Глаза Броньолуса были закрыты, а на лице застыло странное умиротворенное выражение, словно бы он умер своей смертью в постели, в окружении приятных и близких ему людей. Это никак не сочеталось со страшными ножевыми ранами и лужей крови.
Поддев пальцем ворот рубахи, Бофранк сдвинул ее немного вниз и увидел то, чему нисколько не удивился.
В конце концов, Броньолус недаром позвал его посмотреть на свою смерть.
На груди мертвеца были аккуратно вырезаны два квадрата.
– Что это может означать? – спросил склонившийся рядом Клааке. От него слегка пахло розовым вином и чесночным соусом, и Бофранк немного отворотился.
– Я скажу вам, но чуть позже, – отвечал он.
– И это верно, потому что вас хочет видеть грейсфрате Баффельт, – сказал невесть откуда по явившийся брассе Хауке.
На все той же двуколке, но теперь уже в сопровождении Хауке, Бофранк был отвезен в высокий, совсем недавно выстроенный дом не столь далеко от жилища Броньолуса. Насколько знал конестабль, грейсфрате Баффельт теперь временно исполнял обязанности покойного Броньолуса. Слухи о возможном преемнике грейсфрате, коли того, разумеется, утвердят епископы, ходили самые разные: что хитер, что умен, что чревоугодник и сластолюбец, о втором, впрочем, подтверждений нет, что сочетал в трудах своих непомерную жестокость с проявлениями человеколюбия… Достоверно конестабль знал лишь, что Баффельт чрезвычайно толст, в чем и убедился, как только увидел грейсфрате, восседающего в огромном, не иначе как по особому заказу изготовленном кресле.

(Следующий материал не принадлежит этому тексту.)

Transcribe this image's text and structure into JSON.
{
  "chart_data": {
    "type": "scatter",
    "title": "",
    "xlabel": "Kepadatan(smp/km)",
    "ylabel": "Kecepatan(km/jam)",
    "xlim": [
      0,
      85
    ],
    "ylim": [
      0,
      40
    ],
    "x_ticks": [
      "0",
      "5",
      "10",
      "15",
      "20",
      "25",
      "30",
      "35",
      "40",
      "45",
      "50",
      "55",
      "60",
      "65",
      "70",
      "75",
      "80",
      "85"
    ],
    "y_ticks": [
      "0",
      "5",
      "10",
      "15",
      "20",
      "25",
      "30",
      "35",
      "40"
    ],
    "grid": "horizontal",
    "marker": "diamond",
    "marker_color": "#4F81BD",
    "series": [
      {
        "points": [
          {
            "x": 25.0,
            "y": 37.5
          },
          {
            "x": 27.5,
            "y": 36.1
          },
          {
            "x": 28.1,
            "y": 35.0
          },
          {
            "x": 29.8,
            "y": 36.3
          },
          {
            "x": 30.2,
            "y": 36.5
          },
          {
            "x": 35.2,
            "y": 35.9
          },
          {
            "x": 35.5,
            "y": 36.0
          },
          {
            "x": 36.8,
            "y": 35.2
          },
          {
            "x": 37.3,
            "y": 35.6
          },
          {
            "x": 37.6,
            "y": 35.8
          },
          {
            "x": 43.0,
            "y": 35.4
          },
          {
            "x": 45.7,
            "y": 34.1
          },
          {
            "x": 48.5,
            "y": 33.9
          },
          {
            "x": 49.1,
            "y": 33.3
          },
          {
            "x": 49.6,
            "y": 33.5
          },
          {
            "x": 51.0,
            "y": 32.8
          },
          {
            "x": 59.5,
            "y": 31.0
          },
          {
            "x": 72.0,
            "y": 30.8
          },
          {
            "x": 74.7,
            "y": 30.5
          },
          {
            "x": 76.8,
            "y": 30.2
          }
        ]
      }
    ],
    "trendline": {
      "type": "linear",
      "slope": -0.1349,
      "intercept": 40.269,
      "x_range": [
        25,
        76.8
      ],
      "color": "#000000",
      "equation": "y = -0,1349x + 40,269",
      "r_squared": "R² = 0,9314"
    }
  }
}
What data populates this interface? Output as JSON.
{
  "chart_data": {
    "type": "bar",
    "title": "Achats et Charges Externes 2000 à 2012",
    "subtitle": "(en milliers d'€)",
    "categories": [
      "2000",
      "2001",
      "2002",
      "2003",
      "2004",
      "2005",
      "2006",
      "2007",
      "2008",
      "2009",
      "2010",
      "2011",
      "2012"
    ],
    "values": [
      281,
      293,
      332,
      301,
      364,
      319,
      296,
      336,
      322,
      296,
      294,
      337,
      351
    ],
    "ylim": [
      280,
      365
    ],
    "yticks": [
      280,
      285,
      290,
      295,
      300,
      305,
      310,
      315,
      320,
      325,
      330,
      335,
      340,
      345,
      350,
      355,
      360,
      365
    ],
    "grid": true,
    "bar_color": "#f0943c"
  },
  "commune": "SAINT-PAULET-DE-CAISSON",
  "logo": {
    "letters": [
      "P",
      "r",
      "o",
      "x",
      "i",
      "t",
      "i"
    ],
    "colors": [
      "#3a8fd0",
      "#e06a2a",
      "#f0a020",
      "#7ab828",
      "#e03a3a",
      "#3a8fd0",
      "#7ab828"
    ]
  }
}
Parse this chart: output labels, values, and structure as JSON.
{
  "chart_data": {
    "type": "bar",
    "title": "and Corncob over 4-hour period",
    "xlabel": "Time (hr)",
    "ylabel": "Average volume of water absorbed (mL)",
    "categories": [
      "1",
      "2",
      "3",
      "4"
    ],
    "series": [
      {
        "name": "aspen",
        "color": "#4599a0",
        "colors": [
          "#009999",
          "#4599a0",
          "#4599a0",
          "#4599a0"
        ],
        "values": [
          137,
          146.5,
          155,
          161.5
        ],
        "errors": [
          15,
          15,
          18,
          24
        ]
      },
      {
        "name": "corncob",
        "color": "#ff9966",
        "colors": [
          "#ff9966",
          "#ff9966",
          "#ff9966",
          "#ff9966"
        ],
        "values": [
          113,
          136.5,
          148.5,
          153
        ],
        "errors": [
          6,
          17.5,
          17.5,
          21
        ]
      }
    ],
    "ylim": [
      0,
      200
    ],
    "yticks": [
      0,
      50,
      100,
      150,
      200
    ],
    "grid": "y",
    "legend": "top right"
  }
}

Более всего миссерихорд напоминал бычий пузырь, наполненный жиром, как его хранят колбасники. Розовая тонкая кожа натянута была на лице и руках так, словно вот-вот лопнет и забрызгает все вокруг своим содержимым. В то же время лицо грейсфрате имел приятное, глаза – нежно-голубые, а волосы желтые, как осенняя нива.
Брассе Хауке тут же оставил их наедине, и Баффельт принялся совершенно беззастенчиво рассматривать конестабля. Бофранк поискал глазами, куда сесть, не нашел и остался стоять, лишь прислонившись плечом к дверному косяку.